The advantage is that you will have a professional person to guide you in managing your debt and who will negotiate on your behalf, which may help you to feel less overwhelmed. While under debt review, the risk of creditors taking legal action against you, is also minimised. Your assets will also be protected from being repossessed by your creditors.

Some of the disadvantages of being under debt review are that you will not be able to incur any further credit – you will not be granted any loans and you will not be able to use any credit cards or store account cards. In addition to monthly repayments, you will also be liable for the debt counsellor’s fees. Your credit profile will also be flagged to note that you are under debt review.

Debt consolidation may be an option if you struggle to stay on top of all your different debt repayments. This involves one new consolidation loan which will be used to settle all other debts, with only one repayment to be made to the credit provider of the consolidation loan. In other words, you will be doing away with multiple loans and agreements and will replace that with one agreement and one repayment.

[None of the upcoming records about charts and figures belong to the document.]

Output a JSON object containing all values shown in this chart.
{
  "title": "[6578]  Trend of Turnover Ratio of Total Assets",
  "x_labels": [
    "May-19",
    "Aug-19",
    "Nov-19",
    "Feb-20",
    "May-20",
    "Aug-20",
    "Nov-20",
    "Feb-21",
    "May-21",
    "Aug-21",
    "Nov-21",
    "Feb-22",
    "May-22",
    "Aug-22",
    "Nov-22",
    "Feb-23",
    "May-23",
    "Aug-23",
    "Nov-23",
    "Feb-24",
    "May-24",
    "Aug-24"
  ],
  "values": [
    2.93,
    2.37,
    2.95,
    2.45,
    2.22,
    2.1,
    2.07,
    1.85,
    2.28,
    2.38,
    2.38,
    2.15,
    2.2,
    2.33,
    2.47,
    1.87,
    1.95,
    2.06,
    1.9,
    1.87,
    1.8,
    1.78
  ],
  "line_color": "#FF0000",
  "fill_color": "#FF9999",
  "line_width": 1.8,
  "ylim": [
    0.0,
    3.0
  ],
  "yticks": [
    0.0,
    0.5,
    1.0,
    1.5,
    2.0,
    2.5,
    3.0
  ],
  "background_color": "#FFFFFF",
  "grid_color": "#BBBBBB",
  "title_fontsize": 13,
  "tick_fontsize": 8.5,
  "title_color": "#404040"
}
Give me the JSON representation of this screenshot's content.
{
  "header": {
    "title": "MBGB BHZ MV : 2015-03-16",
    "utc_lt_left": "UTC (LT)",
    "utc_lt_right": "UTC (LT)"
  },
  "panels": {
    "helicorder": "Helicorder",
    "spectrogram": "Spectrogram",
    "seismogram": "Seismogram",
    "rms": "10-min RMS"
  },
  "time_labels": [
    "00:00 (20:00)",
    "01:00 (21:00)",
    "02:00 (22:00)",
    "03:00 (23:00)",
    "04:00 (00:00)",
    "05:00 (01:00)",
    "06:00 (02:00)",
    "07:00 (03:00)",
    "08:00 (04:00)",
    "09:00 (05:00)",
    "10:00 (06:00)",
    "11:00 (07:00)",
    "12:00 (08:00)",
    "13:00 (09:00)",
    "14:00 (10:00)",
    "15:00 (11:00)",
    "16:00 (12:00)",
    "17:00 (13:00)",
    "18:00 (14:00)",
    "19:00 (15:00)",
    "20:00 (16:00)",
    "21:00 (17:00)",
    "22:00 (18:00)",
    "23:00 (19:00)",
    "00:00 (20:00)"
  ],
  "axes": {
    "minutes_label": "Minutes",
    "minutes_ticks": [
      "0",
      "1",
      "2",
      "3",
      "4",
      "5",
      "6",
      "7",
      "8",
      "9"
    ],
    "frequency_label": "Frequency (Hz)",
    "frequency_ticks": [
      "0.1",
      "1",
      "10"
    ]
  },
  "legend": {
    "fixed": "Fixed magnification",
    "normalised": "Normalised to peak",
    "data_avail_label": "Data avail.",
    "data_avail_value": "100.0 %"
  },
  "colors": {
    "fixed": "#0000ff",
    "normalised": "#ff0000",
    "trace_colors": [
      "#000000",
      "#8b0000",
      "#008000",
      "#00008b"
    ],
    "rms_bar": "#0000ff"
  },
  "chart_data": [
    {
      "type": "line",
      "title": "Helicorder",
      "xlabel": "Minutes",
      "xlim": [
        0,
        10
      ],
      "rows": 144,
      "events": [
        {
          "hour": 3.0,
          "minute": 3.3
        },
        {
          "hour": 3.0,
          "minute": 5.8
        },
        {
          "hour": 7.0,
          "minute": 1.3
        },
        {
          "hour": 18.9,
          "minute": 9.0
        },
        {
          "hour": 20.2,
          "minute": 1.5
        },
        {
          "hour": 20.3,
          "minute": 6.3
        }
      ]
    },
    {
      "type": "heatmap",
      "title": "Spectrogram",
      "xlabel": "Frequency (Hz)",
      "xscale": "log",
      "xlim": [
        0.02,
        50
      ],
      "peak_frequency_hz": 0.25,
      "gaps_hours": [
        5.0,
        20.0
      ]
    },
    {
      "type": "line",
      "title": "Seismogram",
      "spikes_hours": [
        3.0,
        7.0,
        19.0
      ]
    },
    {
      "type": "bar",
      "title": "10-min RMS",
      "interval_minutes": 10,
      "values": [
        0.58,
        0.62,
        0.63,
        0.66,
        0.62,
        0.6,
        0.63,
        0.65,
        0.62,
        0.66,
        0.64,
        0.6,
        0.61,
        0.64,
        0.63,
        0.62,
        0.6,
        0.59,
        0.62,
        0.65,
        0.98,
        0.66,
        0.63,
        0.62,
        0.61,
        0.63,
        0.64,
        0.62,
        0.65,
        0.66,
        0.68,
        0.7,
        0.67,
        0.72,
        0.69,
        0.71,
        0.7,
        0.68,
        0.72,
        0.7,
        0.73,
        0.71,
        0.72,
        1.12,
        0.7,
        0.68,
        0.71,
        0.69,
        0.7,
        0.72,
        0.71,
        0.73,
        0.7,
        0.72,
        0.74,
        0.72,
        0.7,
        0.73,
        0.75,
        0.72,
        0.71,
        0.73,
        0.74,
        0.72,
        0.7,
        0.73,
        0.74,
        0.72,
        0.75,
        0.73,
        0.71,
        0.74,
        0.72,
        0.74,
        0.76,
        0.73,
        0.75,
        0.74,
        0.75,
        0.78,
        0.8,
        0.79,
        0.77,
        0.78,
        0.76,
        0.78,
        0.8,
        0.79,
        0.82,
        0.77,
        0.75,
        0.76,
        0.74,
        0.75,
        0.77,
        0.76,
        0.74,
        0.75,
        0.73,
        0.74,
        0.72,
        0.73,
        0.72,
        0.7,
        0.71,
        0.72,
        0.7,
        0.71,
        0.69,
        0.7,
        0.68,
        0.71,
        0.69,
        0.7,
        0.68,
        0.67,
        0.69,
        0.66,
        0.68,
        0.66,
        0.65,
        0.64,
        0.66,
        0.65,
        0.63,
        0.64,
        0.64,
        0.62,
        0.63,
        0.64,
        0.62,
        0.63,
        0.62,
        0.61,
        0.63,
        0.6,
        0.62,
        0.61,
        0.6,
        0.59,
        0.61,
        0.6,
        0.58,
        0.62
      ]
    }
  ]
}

Some advantages of consolidation are that it will be easier to manage your repayments as you will now only make one repayment to one credit provider instead of multiple payments to multiple credit providers. It is also possible that you may be granted a consolidation loan at a lower interest rate – if this is used to pay of loans with higher interest rates, you may save some money. You will also not pay any fees to debt counsellors.

Disadvantages are that there may be high initiation fees involved with the consolidation loan. Also, your debts will merely be combined and not necessarily reduced. The repayments on a consolidation loan may also be stretched over a long period, which means that the interest which accrues, may lead to a significant
expense.

As shown above, debt review and debt consolidation may be helpful tools when struggling to keep up with payments, but it is important to fully understand the process and consequences of the options available before choosing the best solution.